Arthur C. Clarke : 2001 : l'odyssée de l'espace
(2001: a space odyssey, 1968)
roman de Science-Fiction et ses suites
- par ailleurs :
Chaque fois qu'une date importante pour l'histoire de la SF se confond avec le calendrier, le problème est posé : doit-on conclure à la nullité des romans écrits des décennies auparavant ? Ou bien juger à l'aune des avancées conceptuelles de leurs auteurs ? Considérer d'abord l'intérêt littéraire, philosophique, politique des œuvres plutôt que leur désuétude factuelle ? En 1984, les spéculations de George Orwell sur le monde de Big Brother conservaient toute leur valeur. Car, même si le nazisme et le stalinisme ne les illustraient que trop bien, le progrès technologique ouvrait, ouvre des perspectives encore plus effroyables aux sociétés qui adopteraient des méthodes de gouvernement similaires.
Je me souviens qu'un journaliste de Combat nous avait interviewés, Michel Demuth et moi, pour nous demander si les premiers pas d'Armstrong sur la Lune signifiaient la fin de la Science-Fiction. Face à nos protestations, il avait titré : "le Futur n'abolira jamais la SF".
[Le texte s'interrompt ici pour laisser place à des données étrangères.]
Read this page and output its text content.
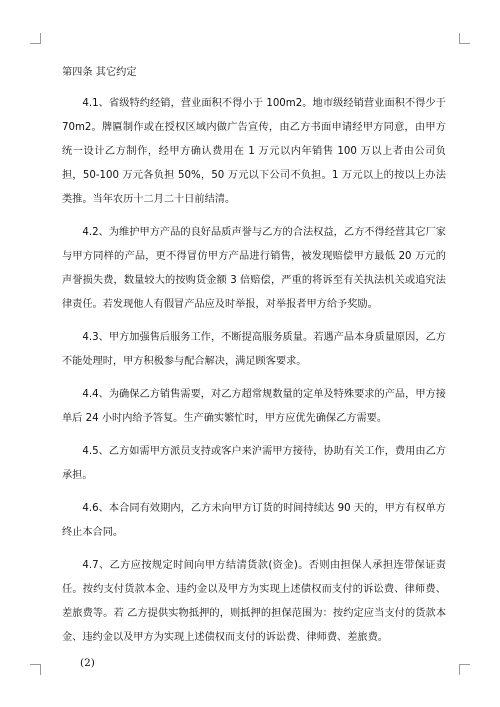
第四条 其它约定

4.1、省级特约经销，营业面积不得小于 100m2。地市级经销营业面积不得少于 70m2。牌匾制作或在授权区域内做广告宣传，由乙方书面申请经甲方同意，由甲方统一设计乙方制作，经甲方确认费用在 1 万元以内年销售 100 万以上者由公司负担，50-100 万元各负担 50%，50 万元以下公司不负担。1 万元以上的按以上办法类推。当年农历十二月二十日前结清。

4.2、为维护甲方产品的良好品质声誉与乙方的合法权益，乙方不得经营其它厂家与甲方同样的产品，更不得冒仿甲方产品进行销售，被发现赔偿甲方最低 20 万元的声誉损失费，数量较大的按购货金额 3 倍赔偿，严重的将诉至有关执法机关或追究法律责任。若发现他人有假冒产品应及时举报，对举报者甲方给予奖励。

4.3、甲方加强售后服务工作，不断提高服务质量。若遇产品本身质量原因，乙方不能处理时，甲方积极参与配合解决，满足顾客要求。

4.4、为确保乙方销售需要，对乙方超常规数量的定单及特殊要求的产品，甲方接单后 24 小时内给予答复。生产确实繁忙时，甲方应优先确保乙方需要。

4.5、乙方如需甲方派员支持或客户来沪需甲方接待，协助有关工作，费用由乙方承担。

4.6、本合同有效期内，乙方未向甲方订货的时间持续达 90 天的，甲方有权单方终止本合同。

4.7、乙方应按规定时间向甲方结清货款(资金)。否则由担保人承担连带保证责任。按约支付货款本金、违约金以及甲方为实现上述债权而支付的诉讼费、律师费、差旅费等。若 乙方提供实物抵押的，则抵押的担保范围为：按约定应当支付的货款本金、违约金以及甲方为实现上述债权而支付的诉讼费、律师费、差旅费。

(2)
Changez d'ère, nous entrons dans celle de 2001 : l'odyssée de l'espace. Le futur de ce film, de ce roman n'a pas commencé. À l'aube du troisième millénaire, le voyage spatial habité se situe encore loin dans l'avenir. Un ordinateur pensant, tel que Hal, n'existe qu'à l'état de projet fumeux. Quant au contact avec les extraterrestres, seuls les astrophysiciens de SETI et leur réseau d'internautes sont à l'affût d'un éventuel message venu du cosmos. Voilà pourquoi le film de Stanley Kubrick opère une telle fascination. On le classe parmi les trois meilleurs de tous les temps. Le roman d'Arthur C. Clarke s'est vendu à quatre millions d'exemplaires. Des dizaines d'études leur ont été consacrées. En France, J'ai lu profite de sa nouvelle présentation — "relookage" est à proscrire — pour nous offrir le texte original sous une couverture élégante. À noter que les collections de SF adoptent un gris dorsal suave ou rosé, sans doute en hommage à l'habillage qui fit le succès d'"Ailleurs et demain", issu des éditions Métal, pionnier des années 1950.
2001-3001 : les odyssées de l'espace paraît en Omnibus. Jacques Goimard s'empare de cette occasion pour nous livrer en une préface magistrale son interprétation freudienne du film, des nouvelles et des quatre romans du cycle, nous raconter l'aventure passionnante de la collaboration/friction entre le réalisateur et le scénariste. Par sa prise de conscience originale, l'œuvre marque une date dans les relations de l'Homme avec l'espace.
Pour ma part, n'ayant vu le film qu'une dizaine de fois, j'avais fait l'impasse sur le roman, qui se présentait à mes yeux comme une novellisation. Sa lecture m'engage à renier ce jugement hâtif. En effet, si les images mystérieuses de Kubrick provoquent un effet de stupeur, puis d'aliénation, enfin d'extase, Clarke y ajoute un éclairage personnel qui dérange, oblige à de nouvelles exégèses.
Ainsi, le monolithe, en apportant l'intelligence à l'homme-singe, l'incite au meurtre. C'est en tuant le léopard que le Guetteur de lune s'imagine en maître du monde ; c'est à partir de ce geste que se développera sa pensée. Selon les Grands Galactiques, l'avenir est aux prédateurs. Il faut en passer par les horreurs de la guerre primitive pour songer plus tard à conquérir l'énergie et la matière, accéder à une forme de pensée supérieure. Sinon, il faut croire à la rédemption, ce qui n'est pas le cas de Clarke ni de Kubrick, tous deux athées.
De même, l'énigme finale du film, d'une beauté visuelle à couper le souffle, prend sous la plume du romancier un tour explicite dont je préfère réserver la surprise à ceux qui découvriront le texte. Même si Clarke n'atteint pas ici à l'excellence de Rendez-vous avec Rama, qu'il publiera cinq ans plus tard, suspense topologique dont le cœur est silence et la trame, l'infini.